1 John 5:16-17, “16 If anyone sees his brother committing a sin not leading to death, he shall ask, and God will give him life—to those who commit sins that do not lead to death. There is sin that leads to death; I do not say that one should pray for that. 17 All wrongdoing is sin, but there is sin that does not lead to death.”
In our last article in this 1 John series, we saw that one of the results of the Christian’s assurance is confidence their prayers may be heard and answered when we pray according to Scripture. In 1 John 5:16-17, John continues teaching about prayer, telling Christians what they can be sure of as they pray for one another. Here John explains, Christians, if they pray for a brother who commits a sin not leading to death, God will grant it to that life to that sinner. With that said, there is a sin that leads to death. John does not explicitly forbid praying for a brother who so transgresses, but his language does help readers understand we should be concerned to pray for those who commit the sin leading to death (1 John 5:16).
1 John 5:16 is a challenging passage, and that also, means, we could spend significant amounts of time unpacking its various nuances, provide further clarification, and to help to understand what John is saying here. With that said, this is not the place to do that in this article. The difficulty in this passage comes from what John means by the sin leading to death. The death spoken here refers to eternal death. It seems then that John understands there to be at least one unforgivable sin.
Coming to difficult passages requires, we understand the context and the difficulty in order to properly interpret the passage. Various interpretations have been offered for the sin John mentions here. Those include the blasphemy of the Holy Spirit mentioned by Jesus Himself in Mark 3:28-30. Others include a persistent refusal to hear the gospel. It’s difficult to be precise here and uncover what John means here in this passage; these various possibilities I’ve already mentioned cannot be excluded. Blasphemy of the Holy Spirit is understandably most often seen as a denial of the Holy Spirit’s work in the ministry of Jesus, even when the person making such a denial knows better than to do that. Final apostasy would qualify under this category. Such apostasy can be committed only by those who have come to some knowledge of biblical truth already. Such blasphemy would result in the consequence of a heart unwilling to respond in faith to the gospel.
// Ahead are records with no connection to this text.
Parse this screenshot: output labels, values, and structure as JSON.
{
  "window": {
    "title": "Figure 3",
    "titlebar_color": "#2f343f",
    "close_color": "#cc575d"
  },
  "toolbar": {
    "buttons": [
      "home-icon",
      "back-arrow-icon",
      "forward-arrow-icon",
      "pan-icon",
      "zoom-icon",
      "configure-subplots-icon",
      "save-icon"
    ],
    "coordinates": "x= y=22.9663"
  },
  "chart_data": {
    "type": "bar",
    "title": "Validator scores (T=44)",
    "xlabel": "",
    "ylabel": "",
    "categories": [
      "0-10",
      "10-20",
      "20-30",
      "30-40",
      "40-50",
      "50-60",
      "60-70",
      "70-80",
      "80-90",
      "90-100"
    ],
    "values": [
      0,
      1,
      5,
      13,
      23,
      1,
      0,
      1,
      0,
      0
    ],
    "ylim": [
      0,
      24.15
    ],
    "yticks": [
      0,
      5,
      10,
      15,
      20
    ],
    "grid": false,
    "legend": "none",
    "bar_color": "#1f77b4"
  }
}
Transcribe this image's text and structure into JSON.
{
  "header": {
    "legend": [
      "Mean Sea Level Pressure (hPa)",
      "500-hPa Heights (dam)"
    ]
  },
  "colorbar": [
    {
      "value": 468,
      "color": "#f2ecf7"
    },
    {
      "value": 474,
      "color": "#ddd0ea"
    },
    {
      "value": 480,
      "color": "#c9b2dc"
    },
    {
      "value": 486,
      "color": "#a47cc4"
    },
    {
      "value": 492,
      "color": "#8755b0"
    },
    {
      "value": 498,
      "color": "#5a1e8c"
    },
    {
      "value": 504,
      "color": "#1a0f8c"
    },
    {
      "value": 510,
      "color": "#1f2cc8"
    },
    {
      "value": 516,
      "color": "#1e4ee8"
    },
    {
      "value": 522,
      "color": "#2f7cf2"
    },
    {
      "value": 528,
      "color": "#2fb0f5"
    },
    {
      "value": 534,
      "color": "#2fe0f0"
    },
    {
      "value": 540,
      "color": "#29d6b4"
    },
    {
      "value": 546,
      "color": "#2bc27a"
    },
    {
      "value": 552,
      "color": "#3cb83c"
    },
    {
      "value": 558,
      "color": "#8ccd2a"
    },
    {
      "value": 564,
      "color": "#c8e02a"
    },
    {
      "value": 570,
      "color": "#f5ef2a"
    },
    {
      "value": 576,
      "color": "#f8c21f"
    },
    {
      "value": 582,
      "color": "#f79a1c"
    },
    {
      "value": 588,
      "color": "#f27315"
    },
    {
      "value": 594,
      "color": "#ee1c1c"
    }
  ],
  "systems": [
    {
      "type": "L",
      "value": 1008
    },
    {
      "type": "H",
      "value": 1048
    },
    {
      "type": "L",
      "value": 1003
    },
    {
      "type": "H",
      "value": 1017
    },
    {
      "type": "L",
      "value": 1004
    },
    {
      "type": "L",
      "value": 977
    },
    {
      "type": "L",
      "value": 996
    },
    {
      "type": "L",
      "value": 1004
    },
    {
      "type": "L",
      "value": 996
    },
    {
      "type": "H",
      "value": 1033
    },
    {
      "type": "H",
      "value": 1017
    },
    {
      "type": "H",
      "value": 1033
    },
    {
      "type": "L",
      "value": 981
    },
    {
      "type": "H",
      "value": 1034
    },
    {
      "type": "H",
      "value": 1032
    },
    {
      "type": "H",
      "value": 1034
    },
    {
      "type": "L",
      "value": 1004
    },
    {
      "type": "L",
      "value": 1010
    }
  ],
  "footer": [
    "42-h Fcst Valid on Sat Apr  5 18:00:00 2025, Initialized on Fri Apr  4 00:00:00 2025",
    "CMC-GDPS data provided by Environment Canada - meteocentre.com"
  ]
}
John’s implication that a brother can commit this sin, whatever, exactly it is does not mean it’s possible for a child of God to fall away from the Lord in apostasy. The term brother here can be used of any professing Christian, whether they explicitly have saving faith or not. John knows all true Christians will not commit the sin that leads to death. Though Christians may sin, Christians will not persist in unrepentant sin that leads to a final hardening of the heart, since the Lord has sovereignly removed their heart of stone, and replaced it with a new heart, with new desires and affections for Himself.
As mentioned throughout this article, this particular passage is difficult, regarding what the sin leading to death is, exactly. Even so, this passage encourages Christians to pray for one another. While John does not suggest that praying for people who have committed the sin leading to death, we must not be hasty and assume such a person has committed final, unrepentant apostasy. The key though that we need to ask ourselves, as we wrap up this article is found in this question, “Are you praying for fellow church members in your local church each day?” Please take some time today to pray for those you know who are struggling specifically with particular sins, including yourself.